In this action commenced by plaintiff to recover for injuries she sustained after falling on snow and ice on the sidewalk in front of her neighbor's home, defendant was granted summary judgment dismissing the complaint on the ground that it did not receive prior written notice of this allegedly defective condition. Plaintiff now appeals. We affirm.

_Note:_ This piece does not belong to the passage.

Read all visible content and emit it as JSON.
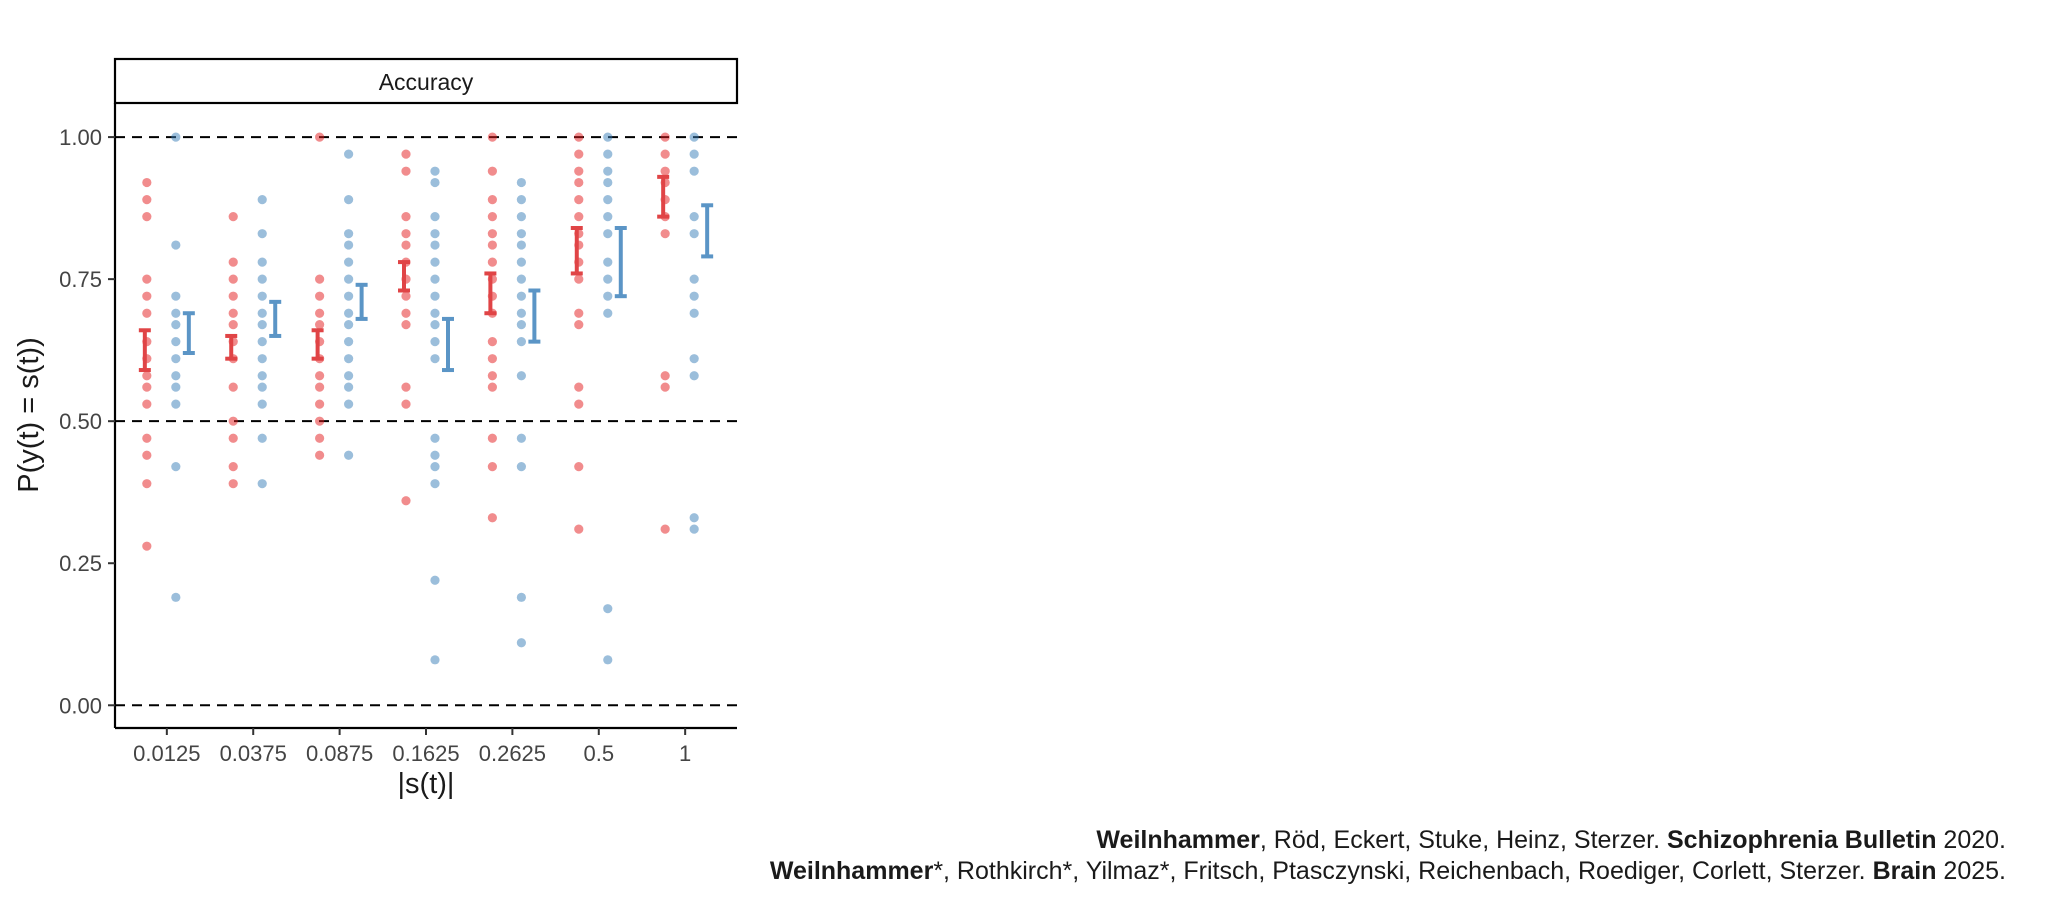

According to plaintiff's testimony at a General Municipal Law § 50-h hearing, as well as her verified and amended bill of particulars, there was a three-to-four-inch buildup of snow on the sidewalk in front of her neighbor's house on a particular day in December 2000.[FN1] When she stepped on this snow in an effort to cross the street, it was icy and caused her to fall. Plaintiff does not dispute that defendant never received prior written notice of this allegedly dangerous [*2]condition as required under its code.[FN2] She claims, however, that a question of fact exists concerning whether defendant created the dangerous condition through its snow removal activities thus obviating the need for prior written notice (see e.g. Fuhrmann v City of Binghamton, 31 AD3d 1036, 1037 [2006]). Upon our review of the record, including evidence establishing that defendant's snow removal operations occurred approximately one week before her fall, we are unpersuaded that plaintiff raised a question of fact concerning the applicability of this exception to the prior written notice requirement (see generally Connerton v City of Binghamton, 236 AD2d 685, 686 [1997]). Thus, the complaint was properly dismissed.

Cardona, P.J., Mercure, Peters and Kavanagh, JJ., concur. Ordered that the order is affirmed, without costs. Footnotes

Footnote 1: Plaintiff later claimed that this build-up might have been as high as six inches.

Footnote 2: Pursuant to defendant's code, no action shall be maintained for any injury "sustained solely in consequence of the existence of snow or ice upon any sidewalk . . . unless written notice thereof, relating to the particular place, was actually given to [defendant's] Commissioner of Public Works and there was a failure or neglect to cause such snow or ice to be removed or the place otherwise made reasonably safe within a reasonable time after the receipt of such notice" (Code of City of Albany § 24-1 [A]).